The latest from American poet and editor Elizabeth Robinson is the collection Thirst & Surfeit (High Point NC: Threadsuns, 2023), a collection that follows a sequence of historical threads, offering themes-as-section titles, seven in all: “The Bog Traverse 1200-600 B.C.E.,” “Hovenweep 1200-1300 C.E.,” “Anne Hutchinson 1591-1643,” “Two Pirates 1690-1782,” “Ferdinand Gregorovius 1821-1891,” “The Canudos Rebellion, Brazil 1893-1897” and “2023,” a section that holds but the single poem “Legion.” There’s an incredible precision to these pieces, an extended stretch of poems on exploration and response across the veil of what might appear to be a scattered list of historical moments and eras.
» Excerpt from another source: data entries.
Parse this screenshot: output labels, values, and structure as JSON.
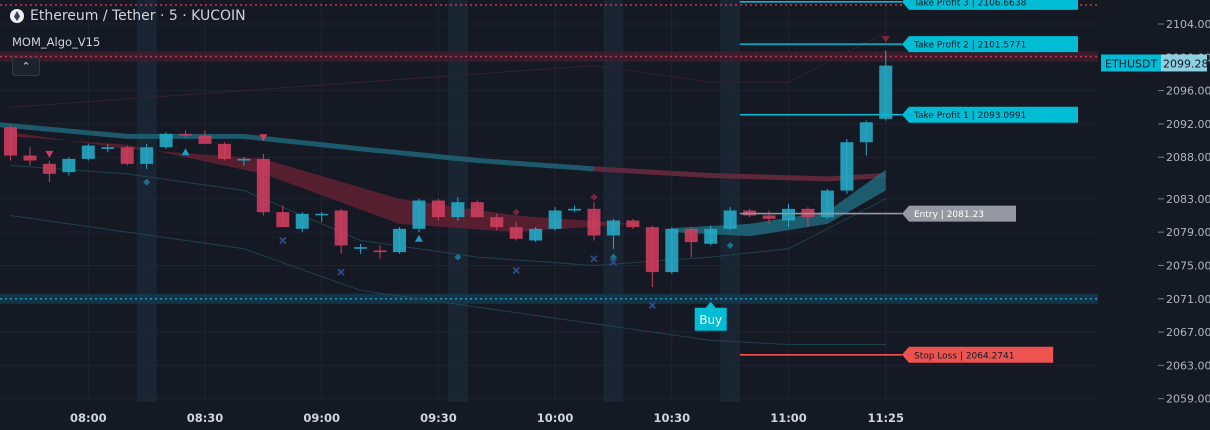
{
  "header": {
    "title": "Ethereum / Tether · 5 · KUCOIN",
    "indicator": "MOM_Algo_V15",
    "collapse_icon": "chevron-up-icon"
  },
  "colors": {
    "background": "#151924",
    "up": "#26a7c4",
    "down": "#cc3d5e",
    "cyan_label": "#00bcd4",
    "red_label": "#ef5350",
    "grey_label": "#9598a1",
    "resistance": "#c8344f",
    "support": "#1d9cc5"
  },
  "chart_data": {
    "type": "candlestick",
    "symbol": "ETHUSDT",
    "last_price": "2099.28",
    "y_ticks": [
      "2104.00",
      "2100.00",
      "2096.00",
      "2092.00",
      "2088.00",
      "2083.00",
      "2079.00",
      "2075.00",
      "2071.00",
      "2067.00",
      "2063.00",
      "2059.00"
    ],
    "x_ticks": [
      "08:00",
      "08:30",
      "09:00",
      "09:30",
      "10:00",
      "10:30",
      "11:00",
      "11:25"
    ],
    "ylim": [
      2058.6,
      2106.4
    ],
    "candles": [
      {
        "o": 2091.6,
        "h": 2091.8,
        "l": 2087.6,
        "c": 2088.2
      },
      {
        "o": 2088.2,
        "h": 2089.2,
        "l": 2087.0,
        "c": 2087.6
      },
      {
        "o": 2087.2,
        "h": 2087.6,
        "l": 2085.0,
        "c": 2086.0
      },
      {
        "o": 2086.2,
        "h": 2088.0,
        "l": 2085.8,
        "c": 2087.8
      },
      {
        "o": 2087.8,
        "h": 2089.6,
        "l": 2087.6,
        "c": 2089.4
      },
      {
        "o": 2089.0,
        "h": 2089.6,
        "l": 2088.6,
        "c": 2089.2
      },
      {
        "o": 2089.2,
        "h": 2089.4,
        "l": 2087.0,
        "c": 2087.2
      },
      {
        "o": 2087.2,
        "h": 2089.6,
        "l": 2086.6,
        "c": 2089.2
      },
      {
        "o": 2089.2,
        "h": 2091.0,
        "l": 2089.0,
        "c": 2090.8
      },
      {
        "o": 2090.8,
        "h": 2091.2,
        "l": 2090.4,
        "c": 2090.6
      },
      {
        "o": 2090.6,
        "h": 2091.2,
        "l": 2089.8,
        "c": 2089.6
      },
      {
        "o": 2089.6,
        "h": 2089.8,
        "l": 2087.6,
        "c": 2087.8
      },
      {
        "o": 2087.6,
        "h": 2088.0,
        "l": 2087.0,
        "c": 2087.8
      },
      {
        "o": 2087.8,
        "h": 2088.4,
        "l": 2081.0,
        "c": 2081.4
      },
      {
        "o": 2081.4,
        "h": 2082.2,
        "l": 2079.6,
        "c": 2079.6
      },
      {
        "o": 2079.4,
        "h": 2081.4,
        "l": 2079.0,
        "c": 2081.2
      },
      {
        "o": 2081.2,
        "h": 2081.4,
        "l": 2080.2,
        "c": 2081.2
      },
      {
        "o": 2081.6,
        "h": 2081.8,
        "l": 2076.4,
        "c": 2077.4
      },
      {
        "o": 2077.0,
        "h": 2077.6,
        "l": 2076.4,
        "c": 2077.2
      },
      {
        "o": 2076.8,
        "h": 2077.4,
        "l": 2075.8,
        "c": 2076.6
      },
      {
        "o": 2076.6,
        "h": 2079.6,
        "l": 2076.4,
        "c": 2079.4
      },
      {
        "o": 2079.4,
        "h": 2083.0,
        "l": 2079.0,
        "c": 2082.8
      },
      {
        "o": 2082.8,
        "h": 2083.0,
        "l": 2080.4,
        "c": 2080.8
      },
      {
        "o": 2080.8,
        "h": 2083.2,
        "l": 2080.4,
        "c": 2082.6
      },
      {
        "o": 2082.6,
        "h": 2082.8,
        "l": 2080.8,
        "c": 2080.8
      },
      {
        "o": 2080.8,
        "h": 2081.2,
        "l": 2079.2,
        "c": 2079.6
      },
      {
        "o": 2079.6,
        "h": 2080.2,
        "l": 2078.0,
        "c": 2078.2
      },
      {
        "o": 2078.0,
        "h": 2079.6,
        "l": 2077.8,
        "c": 2079.4
      },
      {
        "o": 2079.4,
        "h": 2082.0,
        "l": 2079.2,
        "c": 2081.6
      },
      {
        "o": 2081.6,
        "h": 2082.2,
        "l": 2081.4,
        "c": 2081.8
      },
      {
        "o": 2081.8,
        "h": 2082.6,
        "l": 2078.0,
        "c": 2078.6
      },
      {
        "o": 2078.6,
        "h": 2080.6,
        "l": 2077.0,
        "c": 2080.4
      },
      {
        "o": 2080.4,
        "h": 2080.6,
        "l": 2079.4,
        "c": 2079.6
      },
      {
        "o": 2079.6,
        "h": 2079.8,
        "l": 2072.4,
        "c": 2074.2
      },
      {
        "o": 2074.2,
        "h": 2079.6,
        "l": 2074.0,
        "c": 2079.4
      },
      {
        "o": 2079.4,
        "h": 2079.6,
        "l": 2076.0,
        "c": 2077.8
      },
      {
        "o": 2077.6,
        "h": 2079.8,
        "l": 2077.4,
        "c": 2079.4
      },
      {
        "o": 2079.4,
        "h": 2082.0,
        "l": 2079.2,
        "c": 2081.6
      },
      {
        "o": 2081.6,
        "h": 2081.8,
        "l": 2080.8,
        "c": 2081.0
      },
      {
        "o": 2081.0,
        "h": 2081.6,
        "l": 2080.0,
        "c": 2080.6
      },
      {
        "o": 2080.4,
        "h": 2082.4,
        "l": 2079.6,
        "c": 2081.8
      },
      {
        "o": 2081.8,
        "h": 2082.0,
        "l": 2079.6,
        "c": 2080.8
      },
      {
        "o": 2080.8,
        "h": 2084.2,
        "l": 2080.6,
        "c": 2084.0
      },
      {
        "o": 2084.0,
        "h": 2090.2,
        "l": 2083.6,
        "c": 2089.8
      },
      {
        "o": 2089.8,
        "h": 2092.4,
        "l": 2088.2,
        "c": 2092.2
      },
      {
        "o": 2092.6,
        "h": 2100.8,
        "l": 2092.4,
        "c": 2099.0
      }
    ],
    "levels": [
      {
        "label": "Take Profit 3 | 2106.6638",
        "price": 2106.66,
        "style": "cyan"
      },
      {
        "label": "Take Profit 2 | 2101.5771",
        "price": 2101.58,
        "style": "cyan"
      },
      {
        "label": "Take Profit 1 | 2093.0991",
        "price": 2093.1,
        "style": "cyan"
      },
      {
        "label": "Entry | 2081.23",
        "price": 2081.23,
        "style": "grey"
      },
      {
        "label": "Stop Loss | 2064.2741",
        "price": 2064.27,
        "style": "red"
      }
    ],
    "resistance_level": 2100.1,
    "support_level": 2071.0,
    "buy_label": "Buy",
    "buy_time": "10:40"
  }
}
What holds these different time-periods together? “What we’ve shared in common / has made us sink.” she writes, to open the poem “Disappearance,” set as part of the penultimate section. “The earth floor, / swept clean so many times / clings to speech. Ubiquitous // sunlight / shows us these particles // as we dwindle beneath them.” Again, what ties these periods together? “History,” as the cover flap of the collection offers, “like ‘light untied and undone,’ disperses itself across time and memory. The poems in Thirst & Surfeit reach into these fragments to interpret and sing interactions of human and environment, spirit and subsistence.” One might suggest that the connecting tissue between time-periods and their resulting lyrics are simply Robinson’s approach and attentions, striking lyrics on how so much remains unchanged between such temporal lengths, such as the weight of a moment, or how uncertainty and accountability are as much explored as the details of each particular era, as the opening poem of the second section reads:

You are not now what you were meant to be. And this is why mirages are without irony.
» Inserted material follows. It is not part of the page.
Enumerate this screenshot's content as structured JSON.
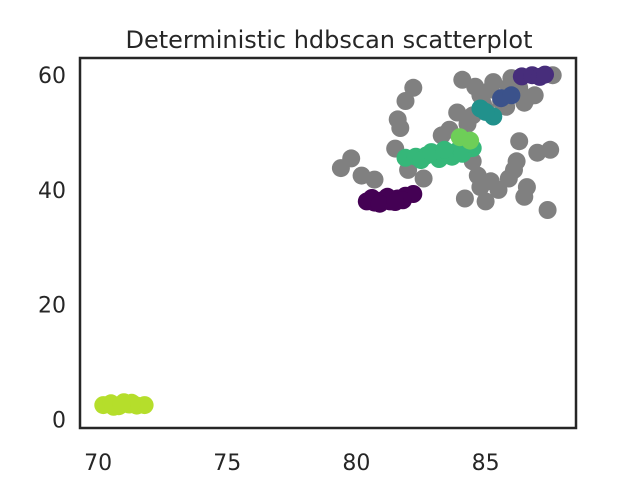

So hurry: the precipate falls hard onto forgetful dirt. The external, like rain, jars you.

There are stretches of miles, of the unexpected; they menace and recant. You prefer that the haste drop you off like a passenger, into tedium. You are in brambles that annoy but do not scratch.

 

A cartoonish body waits outside yours, whistling and smirking.

The precipitous

falls sodden-to-itself, to shoulders like yours, piggyback.
Hard. Finally, hurtful: this patience.
The trees named for Joshua pick up their arms, plainly out of obedience.
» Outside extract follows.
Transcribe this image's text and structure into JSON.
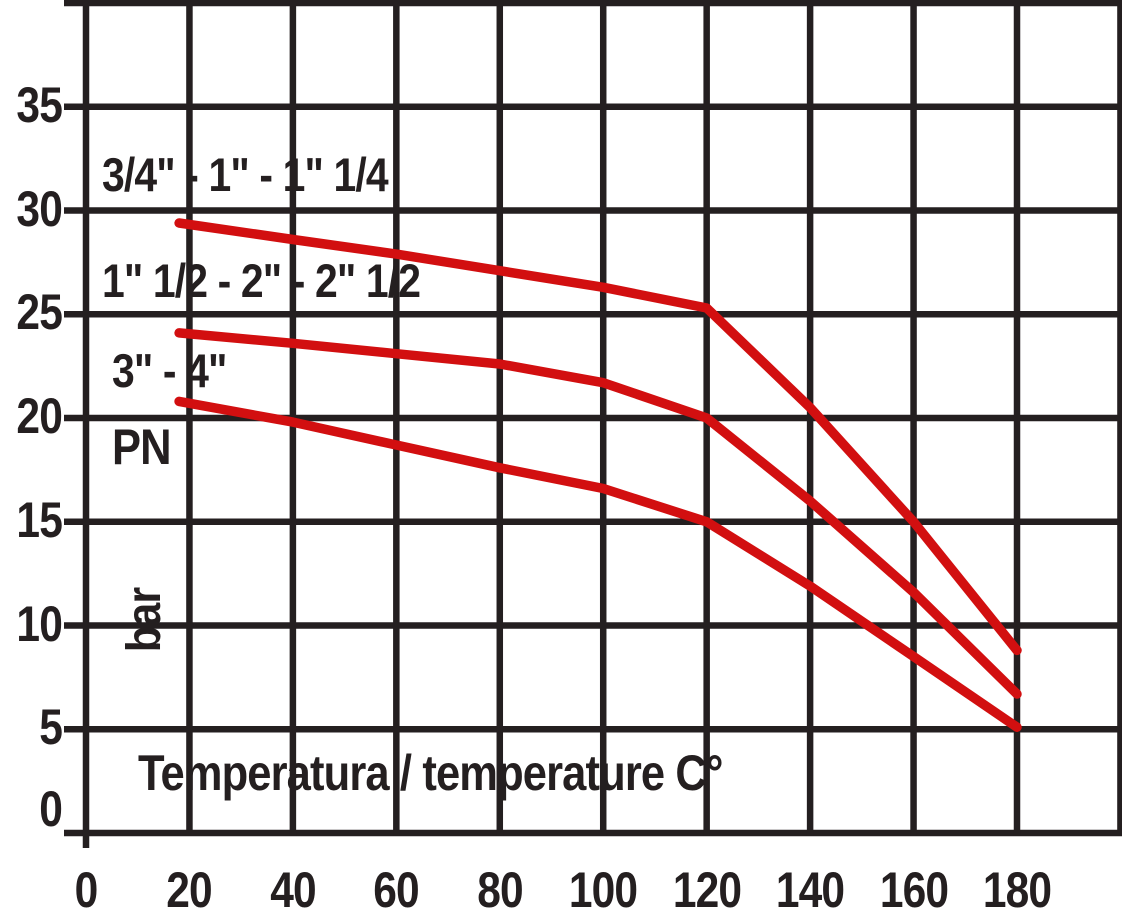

There is an interesting structural shift in this collection, beyond what she’s worked in some of her more recent collections, composing a handful of collections via short lyric response poems, each titled on the variation of “On _____,” from her Excursive (New York NY: Roof Books, 2023) [see my review of such here] and On Ghosts (Solid Objects, 2013) [see my review of such here]. The poems of Thirst & Surfeit offer a blend of structures, from the fragmented long-poem effect of the second section, the self-contained compactness of the prose poems that make up the book’s opening section, to the dual pirate poems that deliberately work to play off each other. The effect is curious, akin to an anthology of sorts, as though the form through which she responds is as important a shift as her temporal zones and subject matter. “We measure vastness by the limit of our mortal life.” She writes, to open the poem “Salvation,” set as part of the “Anne Hutchinson” section. “I would have you look, as example, at the face of the clock. It is a face, // even as it cherishes its own absent mouth and closed eyes. Its example we // should emulate.” It is almost as though she is attempting to capture something larger, and ongoing, with each collection that preceded this one all part of what went into this singular and multitudinous work, a heft of lyric across eighty pages.